A student at St. Louis Community College was arrested Wednesday for a "violent" threat against the financial aid office, authorities said, The St. Louis Post-Dispatch reported. The Twitter message said that she was so frustrated with the financial aid office that she wanted to kill someone. The tweet didn't name an individual. College officials discovered the post through regular monitoring of social media about the college.

 

Friday, August 30, 2013 - 3:00am

The board of the Educational Testing Service announced Thursday that Walt MacDonald will become the next president and CEO. MacDonald is currently executive vice president and chief operating officer of ETS. He will succeed Kurt M. Landgraf, who has been president since 2000.

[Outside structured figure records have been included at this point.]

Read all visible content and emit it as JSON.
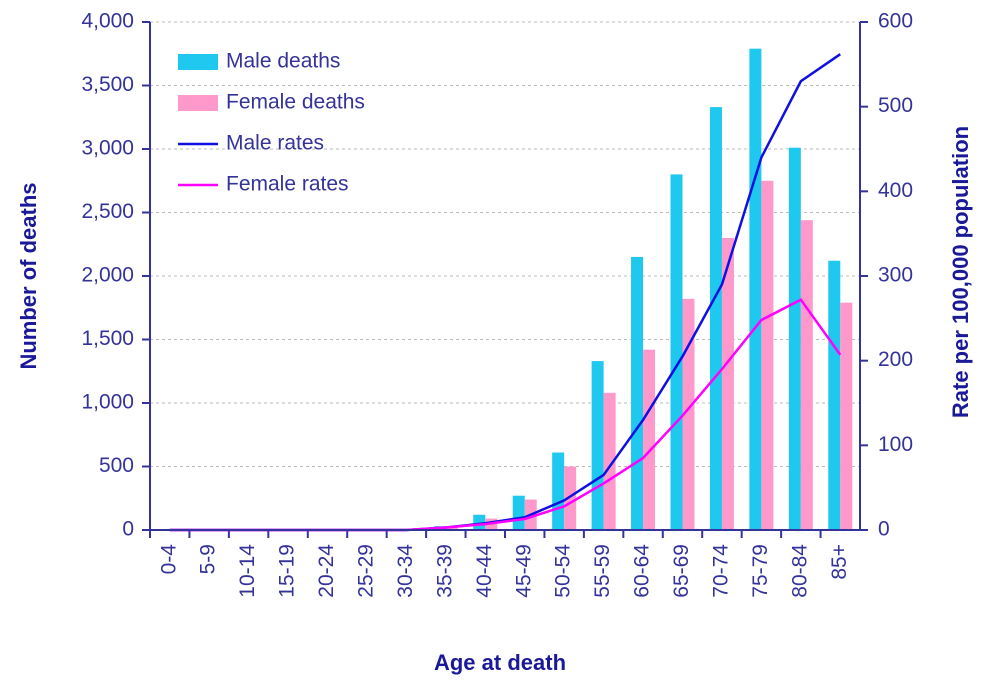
{
  "chart_data": {
    "type": "bar",
    "x_label": "Age at death",
    "y_label": "Number of deaths",
    "y2_label": "Rate per 100,000 population",
    "categories": [
      "0-4",
      "5-9",
      "10-14",
      "15-19",
      "20-24",
      "25-29",
      "30-34",
      "35-39",
      "40-44",
      "45-49",
      "50-54",
      "55-59",
      "60-64",
      "65-69",
      "70-74",
      "75-79",
      "80-84",
      "85+"
    ],
    "series": [
      {
        "name": "Male deaths",
        "type": "bar",
        "color": "#1ec8ee",
        "values": [
          0,
          0,
          0,
          0,
          0,
          0,
          0,
          30,
          120,
          270,
          610,
          1330,
          2150,
          2800,
          3330,
          3790,
          3010,
          2120
        ]
      },
      {
        "name": "Female deaths",
        "type": "bar",
        "color": "#ff99cc",
        "values": [
          0,
          0,
          0,
          0,
          0,
          0,
          0,
          20,
          90,
          240,
          500,
          1080,
          1420,
          1820,
          2300,
          2750,
          2440,
          1790
        ]
      },
      {
        "name": "Male rates",
        "type": "line",
        "axis": "y2",
        "color": "#1010e0",
        "values": [
          0,
          0,
          0,
          0,
          0,
          0,
          0,
          3,
          8,
          15,
          35,
          65,
          130,
          205,
          290,
          440,
          530,
          562
        ]
      },
      {
        "name": "Female rates",
        "type": "line",
        "axis": "y2",
        "color": "#ff00ff",
        "values": [
          0,
          0,
          0,
          0,
          0,
          0,
          0,
          3,
          7,
          13,
          28,
          55,
          85,
          135,
          190,
          248,
          272,
          207
        ]
      }
    ],
    "ylim": [
      0,
      4000
    ],
    "yticks": [
      0,
      500,
      {
        "value": 1000,
        "label": "1,000"
      },
      {
        "value": 1500,
        "label": "1,500"
      },
      {
        "value": 2000,
        "label": "2,000"
      },
      {
        "value": 2500,
        "label": "2,500"
      },
      {
        "value": 3000,
        "label": "3,000"
      },
      {
        "value": 3500,
        "label": "3,500"
      },
      {
        "value": 4000,
        "label": "4,000"
      }
    ],
    "y2lim": [
      0,
      600
    ],
    "y2ticks": [
      0,
      100,
      200,
      300,
      400,
      500,
      600
    ],
    "grid": true,
    "legend": "top-left"
  }
}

Friday, August 30, 2013 - 4:24am

Towson University has suspended its cheerleading squad from competing for the full academic year, citing an alleged incident of hazing, The Baltimore Sun reported. The Maryland university provided no details about the incident involving the team, which won a national championship award last year. But Towson's vice president for student affairs, Deb Moriarty, said in a statement that "hazing in any form will not be tolerated at Towson University. We hold high expectations for all of our students and their conduct as leaders, both on and off campus."

 

Friday, August 30, 2013 - 4:28am

An external review released to Westfield State University's Board of Trustees Thursday found that President Evan Dobelle used his foundation-provided credit card for tens of thousands of dollars in personal expenses, but several board members rallied behind him, The Republican of Springfield reported. The accountant's review, prepared in March, found that the president had charged $68,000 in personal expenses to the card, in violation of university rules. But in remarks to the board, Dobelle noted that no fraud had been discovered, and that he had repaid all of the personal charges, the newspaper said. The Boston Globe reported that Dobelle challenged the validity of the audit report, citing the fact that it had been approved only by an executive committee of the board.

Several board members praised Dobelle at the meeting. “When you are a visionary and want to do something great, you’re going to have detractors,” said one. (Note: This item has been updated from an earlier version to correct statements about the nature and timing of the report.)